Over 20 percent of Harvard undergrads do not intend to enroll in Fall 2020 - hhs
https://www.thecrimson.com/article/2020/8/7/harvard-coronavirus-fall-enrollment-numbers/
======
uberman
This is going to be common across almost all institutions.

If you have family that are entering college this fall that had hoped to
attend a more prestigious college or university or who thought a prestigious
college was out of reach and did not apply to one, or perhaps even thought
that college in general was out of reach then please take a moment to re-
evaluate things.

I _strongly_ recommend that they reach out to the admissions departments on
their wish list. With foreign enrollment curtailed and domestic enrollment way
down and seeking to deffer, institutions are scrambling for students and this
is a once in a century opportunity. Remember that many institutions will be
offering online classes and extra safety measures this fall so it might be the
case that in-person instruction is very limited.
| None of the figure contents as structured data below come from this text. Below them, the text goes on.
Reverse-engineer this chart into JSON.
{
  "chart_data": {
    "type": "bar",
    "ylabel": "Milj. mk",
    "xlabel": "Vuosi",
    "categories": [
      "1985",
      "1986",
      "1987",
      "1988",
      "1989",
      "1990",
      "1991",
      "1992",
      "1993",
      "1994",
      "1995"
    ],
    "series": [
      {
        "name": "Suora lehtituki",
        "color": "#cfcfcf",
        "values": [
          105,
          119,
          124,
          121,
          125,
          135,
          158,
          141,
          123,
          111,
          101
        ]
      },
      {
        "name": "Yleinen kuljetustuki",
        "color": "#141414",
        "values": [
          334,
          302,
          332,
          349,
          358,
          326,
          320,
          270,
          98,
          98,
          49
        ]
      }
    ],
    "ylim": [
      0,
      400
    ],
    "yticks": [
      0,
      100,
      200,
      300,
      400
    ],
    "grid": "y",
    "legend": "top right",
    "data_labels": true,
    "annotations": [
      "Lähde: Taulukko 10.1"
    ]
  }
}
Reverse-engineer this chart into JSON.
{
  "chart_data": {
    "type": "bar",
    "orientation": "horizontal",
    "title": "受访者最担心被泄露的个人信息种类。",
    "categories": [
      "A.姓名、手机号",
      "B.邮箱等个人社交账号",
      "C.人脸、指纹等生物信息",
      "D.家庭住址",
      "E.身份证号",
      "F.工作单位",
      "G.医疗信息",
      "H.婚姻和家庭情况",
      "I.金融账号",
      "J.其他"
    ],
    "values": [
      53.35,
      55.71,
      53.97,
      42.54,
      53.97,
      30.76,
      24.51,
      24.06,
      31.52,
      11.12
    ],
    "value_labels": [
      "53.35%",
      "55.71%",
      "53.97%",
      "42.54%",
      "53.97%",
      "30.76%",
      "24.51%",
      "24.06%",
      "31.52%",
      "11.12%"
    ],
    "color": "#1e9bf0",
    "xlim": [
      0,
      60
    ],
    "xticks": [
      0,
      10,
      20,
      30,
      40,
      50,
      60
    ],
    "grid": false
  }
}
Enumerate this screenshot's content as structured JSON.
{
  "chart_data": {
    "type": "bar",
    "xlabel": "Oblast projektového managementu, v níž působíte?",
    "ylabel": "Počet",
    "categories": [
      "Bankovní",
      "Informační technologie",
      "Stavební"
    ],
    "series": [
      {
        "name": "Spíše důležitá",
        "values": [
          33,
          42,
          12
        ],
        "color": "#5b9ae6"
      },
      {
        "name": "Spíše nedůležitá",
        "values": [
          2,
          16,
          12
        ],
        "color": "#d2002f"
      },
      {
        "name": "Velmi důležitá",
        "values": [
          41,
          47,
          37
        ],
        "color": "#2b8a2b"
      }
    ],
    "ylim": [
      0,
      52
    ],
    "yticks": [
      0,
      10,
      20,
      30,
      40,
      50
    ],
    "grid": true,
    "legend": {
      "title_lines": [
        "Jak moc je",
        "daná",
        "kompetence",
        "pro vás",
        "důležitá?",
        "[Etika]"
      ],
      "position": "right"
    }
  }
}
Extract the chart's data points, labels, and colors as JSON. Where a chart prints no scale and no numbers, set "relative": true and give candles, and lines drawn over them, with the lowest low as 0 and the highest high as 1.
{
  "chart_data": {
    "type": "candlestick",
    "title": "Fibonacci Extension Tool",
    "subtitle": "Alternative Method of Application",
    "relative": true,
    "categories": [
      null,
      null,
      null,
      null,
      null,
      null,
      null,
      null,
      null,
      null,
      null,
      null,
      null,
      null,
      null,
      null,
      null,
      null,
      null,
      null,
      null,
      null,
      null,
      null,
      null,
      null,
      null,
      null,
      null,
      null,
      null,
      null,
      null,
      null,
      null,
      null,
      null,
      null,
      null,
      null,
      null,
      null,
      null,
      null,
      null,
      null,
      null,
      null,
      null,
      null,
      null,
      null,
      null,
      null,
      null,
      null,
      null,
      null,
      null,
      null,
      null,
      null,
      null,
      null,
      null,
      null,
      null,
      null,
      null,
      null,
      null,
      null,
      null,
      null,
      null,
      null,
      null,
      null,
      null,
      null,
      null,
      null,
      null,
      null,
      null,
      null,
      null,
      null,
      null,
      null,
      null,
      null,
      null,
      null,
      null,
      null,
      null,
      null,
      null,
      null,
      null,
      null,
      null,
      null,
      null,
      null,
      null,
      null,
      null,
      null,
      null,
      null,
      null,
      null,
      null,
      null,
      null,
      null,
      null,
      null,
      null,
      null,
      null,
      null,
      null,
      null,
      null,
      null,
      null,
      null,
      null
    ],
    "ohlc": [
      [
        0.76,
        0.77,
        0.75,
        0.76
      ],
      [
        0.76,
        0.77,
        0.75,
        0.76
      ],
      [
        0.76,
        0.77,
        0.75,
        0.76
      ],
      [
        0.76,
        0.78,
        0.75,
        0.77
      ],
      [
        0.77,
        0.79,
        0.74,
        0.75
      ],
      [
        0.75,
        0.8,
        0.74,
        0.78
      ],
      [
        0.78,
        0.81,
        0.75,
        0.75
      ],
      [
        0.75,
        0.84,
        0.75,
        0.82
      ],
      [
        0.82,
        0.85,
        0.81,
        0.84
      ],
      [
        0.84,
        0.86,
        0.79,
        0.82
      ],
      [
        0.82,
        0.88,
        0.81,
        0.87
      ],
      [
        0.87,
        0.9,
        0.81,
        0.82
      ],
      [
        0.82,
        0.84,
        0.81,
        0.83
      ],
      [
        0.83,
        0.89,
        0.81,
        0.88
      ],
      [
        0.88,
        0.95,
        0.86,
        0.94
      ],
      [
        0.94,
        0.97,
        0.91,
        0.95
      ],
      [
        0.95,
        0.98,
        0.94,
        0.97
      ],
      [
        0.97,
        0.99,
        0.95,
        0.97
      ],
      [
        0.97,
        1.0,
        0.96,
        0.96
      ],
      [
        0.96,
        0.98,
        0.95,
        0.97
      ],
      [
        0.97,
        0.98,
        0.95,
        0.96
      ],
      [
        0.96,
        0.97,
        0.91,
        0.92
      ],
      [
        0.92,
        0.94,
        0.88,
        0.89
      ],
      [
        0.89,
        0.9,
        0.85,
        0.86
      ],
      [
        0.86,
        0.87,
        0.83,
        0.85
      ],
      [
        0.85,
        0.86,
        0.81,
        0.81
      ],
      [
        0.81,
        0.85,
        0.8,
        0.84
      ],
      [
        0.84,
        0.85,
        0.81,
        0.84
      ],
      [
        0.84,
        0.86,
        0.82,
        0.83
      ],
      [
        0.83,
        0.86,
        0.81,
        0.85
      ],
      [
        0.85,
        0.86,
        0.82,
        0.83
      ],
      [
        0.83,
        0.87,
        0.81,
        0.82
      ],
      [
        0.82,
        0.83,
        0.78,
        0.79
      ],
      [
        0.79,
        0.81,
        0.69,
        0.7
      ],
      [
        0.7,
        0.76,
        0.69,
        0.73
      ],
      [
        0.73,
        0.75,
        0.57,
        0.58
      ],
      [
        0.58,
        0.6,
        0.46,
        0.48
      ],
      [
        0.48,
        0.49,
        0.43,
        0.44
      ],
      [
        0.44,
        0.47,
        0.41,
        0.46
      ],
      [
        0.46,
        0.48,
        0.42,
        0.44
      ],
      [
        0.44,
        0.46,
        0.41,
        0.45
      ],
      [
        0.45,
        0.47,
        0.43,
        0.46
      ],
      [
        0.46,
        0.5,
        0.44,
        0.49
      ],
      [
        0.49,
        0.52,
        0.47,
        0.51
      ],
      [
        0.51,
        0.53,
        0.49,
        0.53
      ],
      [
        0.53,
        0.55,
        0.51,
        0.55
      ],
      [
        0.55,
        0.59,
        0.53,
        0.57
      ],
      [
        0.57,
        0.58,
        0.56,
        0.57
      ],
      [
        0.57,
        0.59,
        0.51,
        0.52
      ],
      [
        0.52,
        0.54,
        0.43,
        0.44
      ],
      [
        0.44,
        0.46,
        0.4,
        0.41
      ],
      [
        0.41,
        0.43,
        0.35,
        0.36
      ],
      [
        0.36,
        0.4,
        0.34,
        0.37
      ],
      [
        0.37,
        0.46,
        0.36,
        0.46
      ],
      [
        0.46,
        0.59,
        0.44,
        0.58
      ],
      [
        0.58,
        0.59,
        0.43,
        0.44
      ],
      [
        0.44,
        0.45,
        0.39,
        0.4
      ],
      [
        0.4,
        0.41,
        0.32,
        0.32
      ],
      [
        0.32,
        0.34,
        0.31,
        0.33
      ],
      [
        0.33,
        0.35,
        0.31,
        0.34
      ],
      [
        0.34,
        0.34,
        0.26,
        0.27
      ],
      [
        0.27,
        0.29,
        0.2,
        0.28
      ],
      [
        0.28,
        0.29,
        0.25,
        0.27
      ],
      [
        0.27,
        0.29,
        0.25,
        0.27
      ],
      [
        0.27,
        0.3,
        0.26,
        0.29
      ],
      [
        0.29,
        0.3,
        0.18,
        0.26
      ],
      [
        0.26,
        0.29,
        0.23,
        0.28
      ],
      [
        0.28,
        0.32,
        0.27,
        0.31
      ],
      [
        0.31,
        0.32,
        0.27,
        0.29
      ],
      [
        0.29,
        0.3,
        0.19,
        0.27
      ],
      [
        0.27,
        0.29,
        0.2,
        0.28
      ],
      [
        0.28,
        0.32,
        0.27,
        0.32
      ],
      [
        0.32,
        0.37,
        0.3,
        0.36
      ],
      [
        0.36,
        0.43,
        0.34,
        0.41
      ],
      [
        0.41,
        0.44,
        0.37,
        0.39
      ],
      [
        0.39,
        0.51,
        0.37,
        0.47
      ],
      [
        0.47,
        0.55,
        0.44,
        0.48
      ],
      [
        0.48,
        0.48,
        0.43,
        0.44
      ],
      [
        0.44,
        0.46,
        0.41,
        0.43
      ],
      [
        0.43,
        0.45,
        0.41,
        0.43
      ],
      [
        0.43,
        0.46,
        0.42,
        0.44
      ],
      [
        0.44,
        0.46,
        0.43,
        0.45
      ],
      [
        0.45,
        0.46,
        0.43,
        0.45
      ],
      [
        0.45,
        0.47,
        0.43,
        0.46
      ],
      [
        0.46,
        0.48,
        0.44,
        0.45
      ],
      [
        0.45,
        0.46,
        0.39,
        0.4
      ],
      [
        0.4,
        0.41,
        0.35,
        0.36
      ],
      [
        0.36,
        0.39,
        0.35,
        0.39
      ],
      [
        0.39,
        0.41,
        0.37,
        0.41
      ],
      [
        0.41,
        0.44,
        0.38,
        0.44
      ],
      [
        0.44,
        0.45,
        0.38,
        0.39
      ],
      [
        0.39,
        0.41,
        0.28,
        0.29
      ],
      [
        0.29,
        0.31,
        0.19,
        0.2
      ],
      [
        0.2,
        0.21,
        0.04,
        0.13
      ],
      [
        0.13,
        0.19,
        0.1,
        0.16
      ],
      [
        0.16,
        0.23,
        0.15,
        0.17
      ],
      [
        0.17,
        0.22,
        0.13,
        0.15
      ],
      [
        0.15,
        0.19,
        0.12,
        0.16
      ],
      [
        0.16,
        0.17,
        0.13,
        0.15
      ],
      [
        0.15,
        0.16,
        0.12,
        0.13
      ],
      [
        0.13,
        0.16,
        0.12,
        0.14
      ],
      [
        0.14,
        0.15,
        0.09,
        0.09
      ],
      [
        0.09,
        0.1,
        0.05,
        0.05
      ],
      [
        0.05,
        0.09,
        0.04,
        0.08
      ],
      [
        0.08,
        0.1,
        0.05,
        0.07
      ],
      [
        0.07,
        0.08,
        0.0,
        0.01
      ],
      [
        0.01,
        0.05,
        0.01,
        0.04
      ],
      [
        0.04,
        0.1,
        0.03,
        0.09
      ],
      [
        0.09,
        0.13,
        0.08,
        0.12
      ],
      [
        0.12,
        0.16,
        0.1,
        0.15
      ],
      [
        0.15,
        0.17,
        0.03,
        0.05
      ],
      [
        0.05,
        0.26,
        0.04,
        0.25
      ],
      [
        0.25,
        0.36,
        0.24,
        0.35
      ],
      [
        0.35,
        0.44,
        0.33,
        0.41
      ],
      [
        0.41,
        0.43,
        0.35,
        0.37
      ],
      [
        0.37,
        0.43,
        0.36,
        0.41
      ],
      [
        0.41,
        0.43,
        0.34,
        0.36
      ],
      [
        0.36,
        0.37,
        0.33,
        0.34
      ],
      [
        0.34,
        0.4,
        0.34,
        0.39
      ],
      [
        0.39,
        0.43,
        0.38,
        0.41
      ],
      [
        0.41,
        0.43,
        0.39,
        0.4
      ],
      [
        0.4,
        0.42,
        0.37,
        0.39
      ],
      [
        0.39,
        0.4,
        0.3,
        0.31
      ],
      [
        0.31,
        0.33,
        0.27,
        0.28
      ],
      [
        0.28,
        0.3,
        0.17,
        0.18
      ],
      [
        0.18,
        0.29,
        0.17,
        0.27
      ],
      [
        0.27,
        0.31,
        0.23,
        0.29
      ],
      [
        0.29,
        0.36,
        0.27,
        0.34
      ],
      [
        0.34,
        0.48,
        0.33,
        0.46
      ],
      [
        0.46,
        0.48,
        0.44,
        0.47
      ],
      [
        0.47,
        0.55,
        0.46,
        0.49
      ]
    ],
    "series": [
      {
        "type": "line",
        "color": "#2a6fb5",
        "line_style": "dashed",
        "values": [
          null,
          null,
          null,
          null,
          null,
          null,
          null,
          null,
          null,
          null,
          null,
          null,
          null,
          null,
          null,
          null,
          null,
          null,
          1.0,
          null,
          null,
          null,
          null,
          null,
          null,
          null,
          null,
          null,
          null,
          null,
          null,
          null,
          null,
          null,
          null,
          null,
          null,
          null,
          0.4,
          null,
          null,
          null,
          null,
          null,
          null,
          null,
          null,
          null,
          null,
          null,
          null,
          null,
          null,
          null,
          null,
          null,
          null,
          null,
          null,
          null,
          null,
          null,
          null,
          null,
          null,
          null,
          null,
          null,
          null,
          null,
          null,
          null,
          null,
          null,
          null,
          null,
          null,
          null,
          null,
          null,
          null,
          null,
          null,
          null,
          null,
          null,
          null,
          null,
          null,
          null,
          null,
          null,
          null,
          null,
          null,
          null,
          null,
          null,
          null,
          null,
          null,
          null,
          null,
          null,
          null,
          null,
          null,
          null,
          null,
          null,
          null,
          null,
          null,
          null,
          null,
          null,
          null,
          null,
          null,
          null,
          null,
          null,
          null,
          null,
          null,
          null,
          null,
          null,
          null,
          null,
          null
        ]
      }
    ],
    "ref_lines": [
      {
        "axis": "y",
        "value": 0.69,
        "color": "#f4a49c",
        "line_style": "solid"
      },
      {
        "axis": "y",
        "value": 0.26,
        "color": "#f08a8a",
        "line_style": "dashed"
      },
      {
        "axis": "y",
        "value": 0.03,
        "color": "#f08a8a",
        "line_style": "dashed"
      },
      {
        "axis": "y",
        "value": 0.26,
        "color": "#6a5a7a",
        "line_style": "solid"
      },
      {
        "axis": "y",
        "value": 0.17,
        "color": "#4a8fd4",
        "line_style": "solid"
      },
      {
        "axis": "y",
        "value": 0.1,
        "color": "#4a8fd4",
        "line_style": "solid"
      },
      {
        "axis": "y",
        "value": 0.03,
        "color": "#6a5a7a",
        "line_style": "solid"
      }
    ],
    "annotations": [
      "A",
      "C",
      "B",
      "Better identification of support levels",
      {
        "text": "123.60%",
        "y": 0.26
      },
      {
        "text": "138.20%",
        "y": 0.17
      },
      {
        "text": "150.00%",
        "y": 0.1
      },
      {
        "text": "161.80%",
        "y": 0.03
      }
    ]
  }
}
I am in the business of prepping, coaching and helping to place the children
of the affluent into the top 100 colleges and universities. I was talking a
few weeks back with a director of admissions for a masters program with
incoming enrollment off 50% as a result of a lack of foreign applicants. They
told me they would probably "do whatever they needed to do to accept a
domestic applicant at this point". I have never seen an opportunity like this
before. I only with my own kids were old enough to take advantage of this.